Florence: she can be a cruel mistress

Ciao a tutti –

Been on a weeklong blog hiatus as we continue to organize various components of our daily life in Italy, combined with Jason’s madcap travel schedule that has had him thither and yon, all over the Amalfi coast, and North Carolina (which, I hear, is just like the Amalfi), and tomorrow, Athens. He’ll then have a breather until November so that we can settle in.

Fortunately, here we have an incredible babysitter named Chanusha who is from Sri Lanka, and who has been living in Florence for almost 20 years now. She most recently nannied for a new colleague of Jason’s for eight years, and prior to that, for another Italian family for ten years. She has got it down. Her help has been invaluable these past two weeks as she has put in extra and weekend hours to make sure that our piccoli and me stay fed and clean and properly provisioned with fresh air at appropriate child and adult intervals. She does all this while remaining calm and friendly. She also makes an incredible frittata ai zucchini, and made us her home food yesterday for dinner, which was a toothsome biryani with a fresh ginger-mint paste. I hope she likes us, because we love her!

Eleanor is picking up Italian faster than I can gulp an espresso. She was on a major language kick already this summer in Spokane, and now has switched horses to il cavallo italiano. “Sì” has almost completely replaced “yes,” and “eccola!” is now her exclamation of choice whenever she finds a toy she wants. She started full days at nido last Wednesday, and seems okay with it, except at morning dropoff when those one-year-old Italian boys raise a fuss like you would not believe as they are encouraged to give their mamme a bacio. My favorite new things she does: stands in front of my laptop when I stream YouTube videos of arias, and warbles like a little songbird, trying to match notes when she can, occasionally exclaiming, “pretty, pretty.” I think we may have another mezzo on our hands…

Victor tried out yesterday for calcetto (soccer) at school. “Tryout” is a generous term. I think they just wanted to make sure he’d seen a ball before. Victor reported yesterday evening that he “put on a shirt with a collar, that was red. Then, with three other boys, we kicked a ball to a bigger guy, who kicked it back to us.” He loves his teachers at school, the winning Ilaria and Sabrina, who are both positively brimming with joyful energy.

What’s my experience so far? Mixed but heady, frustrations alternating frequently with poignant breathers or glimpses of beauty. For example:

  • Tough expat crowd difficult to break into for friends.
  • Piazza Santissima Annunziata glittering with puddles after an early morning shower.
  • Italians stopping to ask me for instructions in town.
  • Ambient loudness at the Sprachcaffè.
  • Excellent vini sfusi (bulk wine) at various sfusi a stone’s throw from our apartment.
  • No sleep or poor sleep.
  • Invariably restoring cappucini and pastry.
  • Minimal sense of community thus far.
  • Italians very friendly in general. And a couple excellent friends on the ground here.
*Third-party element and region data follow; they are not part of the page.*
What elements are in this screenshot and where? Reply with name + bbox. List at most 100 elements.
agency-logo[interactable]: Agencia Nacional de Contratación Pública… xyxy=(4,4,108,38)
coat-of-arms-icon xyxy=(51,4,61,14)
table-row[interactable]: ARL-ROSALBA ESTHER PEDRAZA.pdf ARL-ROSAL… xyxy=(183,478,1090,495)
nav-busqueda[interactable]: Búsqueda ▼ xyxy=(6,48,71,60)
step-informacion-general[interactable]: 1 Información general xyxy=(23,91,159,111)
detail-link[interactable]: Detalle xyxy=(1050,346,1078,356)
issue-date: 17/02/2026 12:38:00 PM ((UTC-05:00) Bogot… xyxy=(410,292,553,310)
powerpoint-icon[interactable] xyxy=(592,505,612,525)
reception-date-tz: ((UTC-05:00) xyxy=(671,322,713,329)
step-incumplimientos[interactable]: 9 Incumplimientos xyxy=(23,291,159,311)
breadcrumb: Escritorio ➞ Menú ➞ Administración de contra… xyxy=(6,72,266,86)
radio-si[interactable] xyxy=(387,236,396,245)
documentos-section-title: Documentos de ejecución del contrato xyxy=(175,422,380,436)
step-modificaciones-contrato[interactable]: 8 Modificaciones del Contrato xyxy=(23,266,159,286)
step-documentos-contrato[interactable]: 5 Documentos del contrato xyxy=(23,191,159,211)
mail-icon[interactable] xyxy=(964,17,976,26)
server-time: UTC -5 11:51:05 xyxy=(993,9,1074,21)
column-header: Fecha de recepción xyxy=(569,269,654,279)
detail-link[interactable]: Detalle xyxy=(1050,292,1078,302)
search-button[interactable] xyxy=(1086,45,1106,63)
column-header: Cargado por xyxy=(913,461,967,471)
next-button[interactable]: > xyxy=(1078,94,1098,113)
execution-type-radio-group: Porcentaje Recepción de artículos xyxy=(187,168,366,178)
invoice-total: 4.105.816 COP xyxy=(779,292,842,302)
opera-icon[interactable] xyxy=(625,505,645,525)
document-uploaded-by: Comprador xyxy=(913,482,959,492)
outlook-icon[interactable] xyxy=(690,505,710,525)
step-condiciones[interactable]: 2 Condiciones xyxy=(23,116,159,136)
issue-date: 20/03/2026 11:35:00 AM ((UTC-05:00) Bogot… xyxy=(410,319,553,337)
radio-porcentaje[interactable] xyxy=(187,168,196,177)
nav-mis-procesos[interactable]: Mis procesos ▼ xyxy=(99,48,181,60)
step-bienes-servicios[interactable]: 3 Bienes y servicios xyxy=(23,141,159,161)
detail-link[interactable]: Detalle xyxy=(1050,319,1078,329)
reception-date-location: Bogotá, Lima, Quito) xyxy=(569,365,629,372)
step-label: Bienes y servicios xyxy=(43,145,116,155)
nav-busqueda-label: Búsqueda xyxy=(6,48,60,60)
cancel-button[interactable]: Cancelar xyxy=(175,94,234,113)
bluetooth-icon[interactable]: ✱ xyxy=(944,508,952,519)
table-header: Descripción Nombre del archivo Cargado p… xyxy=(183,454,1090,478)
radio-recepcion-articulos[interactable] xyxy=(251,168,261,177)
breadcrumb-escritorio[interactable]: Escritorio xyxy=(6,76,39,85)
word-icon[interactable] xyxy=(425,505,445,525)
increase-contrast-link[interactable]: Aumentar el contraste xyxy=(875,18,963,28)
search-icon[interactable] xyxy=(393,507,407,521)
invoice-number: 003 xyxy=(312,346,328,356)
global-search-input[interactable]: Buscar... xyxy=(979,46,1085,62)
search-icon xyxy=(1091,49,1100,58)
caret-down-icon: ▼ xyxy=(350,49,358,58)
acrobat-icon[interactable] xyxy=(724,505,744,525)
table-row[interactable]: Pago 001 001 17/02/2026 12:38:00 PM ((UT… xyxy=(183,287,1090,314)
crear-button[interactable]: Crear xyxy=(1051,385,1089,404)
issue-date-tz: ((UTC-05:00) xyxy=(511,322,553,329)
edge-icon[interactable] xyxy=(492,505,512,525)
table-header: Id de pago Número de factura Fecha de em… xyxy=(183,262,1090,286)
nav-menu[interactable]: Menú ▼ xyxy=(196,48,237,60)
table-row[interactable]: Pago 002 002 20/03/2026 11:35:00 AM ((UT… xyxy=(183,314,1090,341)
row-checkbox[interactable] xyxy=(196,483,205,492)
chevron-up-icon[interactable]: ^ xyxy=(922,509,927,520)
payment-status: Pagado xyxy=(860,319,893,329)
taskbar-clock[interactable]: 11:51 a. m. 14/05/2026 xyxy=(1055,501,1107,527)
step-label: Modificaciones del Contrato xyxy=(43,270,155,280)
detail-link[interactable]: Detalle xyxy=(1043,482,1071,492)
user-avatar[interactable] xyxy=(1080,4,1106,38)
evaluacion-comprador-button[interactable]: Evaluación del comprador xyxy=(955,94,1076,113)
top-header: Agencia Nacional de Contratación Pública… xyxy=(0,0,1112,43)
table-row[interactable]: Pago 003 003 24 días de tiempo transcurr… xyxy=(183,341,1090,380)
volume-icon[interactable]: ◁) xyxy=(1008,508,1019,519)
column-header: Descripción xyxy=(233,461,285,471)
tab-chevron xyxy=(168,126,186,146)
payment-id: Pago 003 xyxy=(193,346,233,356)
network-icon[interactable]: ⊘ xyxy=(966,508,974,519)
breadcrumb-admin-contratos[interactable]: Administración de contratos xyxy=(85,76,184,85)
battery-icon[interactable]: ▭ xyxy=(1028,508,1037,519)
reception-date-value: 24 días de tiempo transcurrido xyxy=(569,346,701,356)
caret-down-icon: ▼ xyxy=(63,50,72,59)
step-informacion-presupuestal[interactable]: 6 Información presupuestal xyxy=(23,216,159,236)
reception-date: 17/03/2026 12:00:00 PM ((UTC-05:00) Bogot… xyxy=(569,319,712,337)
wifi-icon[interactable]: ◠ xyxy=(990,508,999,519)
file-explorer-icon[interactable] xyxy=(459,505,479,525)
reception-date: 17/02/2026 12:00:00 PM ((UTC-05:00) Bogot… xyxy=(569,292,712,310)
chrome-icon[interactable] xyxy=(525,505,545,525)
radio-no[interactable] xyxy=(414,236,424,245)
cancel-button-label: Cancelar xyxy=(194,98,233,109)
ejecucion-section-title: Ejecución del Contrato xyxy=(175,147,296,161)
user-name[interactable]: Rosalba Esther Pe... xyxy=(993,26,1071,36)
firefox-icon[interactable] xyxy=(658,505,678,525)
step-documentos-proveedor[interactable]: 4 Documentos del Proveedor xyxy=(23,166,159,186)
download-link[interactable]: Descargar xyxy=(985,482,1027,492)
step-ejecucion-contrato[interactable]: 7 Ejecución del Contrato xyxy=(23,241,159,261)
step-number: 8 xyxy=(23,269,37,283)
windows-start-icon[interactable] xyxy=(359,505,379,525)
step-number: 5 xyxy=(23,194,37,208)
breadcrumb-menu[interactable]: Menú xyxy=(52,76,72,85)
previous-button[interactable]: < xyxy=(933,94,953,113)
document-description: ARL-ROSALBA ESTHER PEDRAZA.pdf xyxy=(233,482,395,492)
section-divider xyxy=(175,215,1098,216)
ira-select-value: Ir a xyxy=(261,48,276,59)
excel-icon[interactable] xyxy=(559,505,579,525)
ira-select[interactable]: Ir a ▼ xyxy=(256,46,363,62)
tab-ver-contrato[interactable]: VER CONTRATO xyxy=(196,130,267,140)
Florence, you may toss your head at me when you wish. I know you’re well bred, and come from money, even if your nobility is a bit down at heel. I am taking notes, and watching you. There are passing moments when I feel as though I have stepped into a time machine and taken myself back to 1993 Santiago Spain, or 1995 Strasbourg France, living in the historic center as we do. I close my eyes and get a whiff of bus exhaust, cigarette, discarded mop water, perfume, and wet flagstones, and I am transported. Who in life gets this opportunity? Florence, I will bear your hasty snubs, and meet them with good cheer. After all, you’re sharing almost everything with me.

 Via dei Servi – façade detail

                                                                Just a regular door.                                                                              
Victor was angling for some Minions espresso cups on Sunday.
 The Great Synagogue around the corner.

Duomo detail.
Feeling worn? Restore with an aperitivo.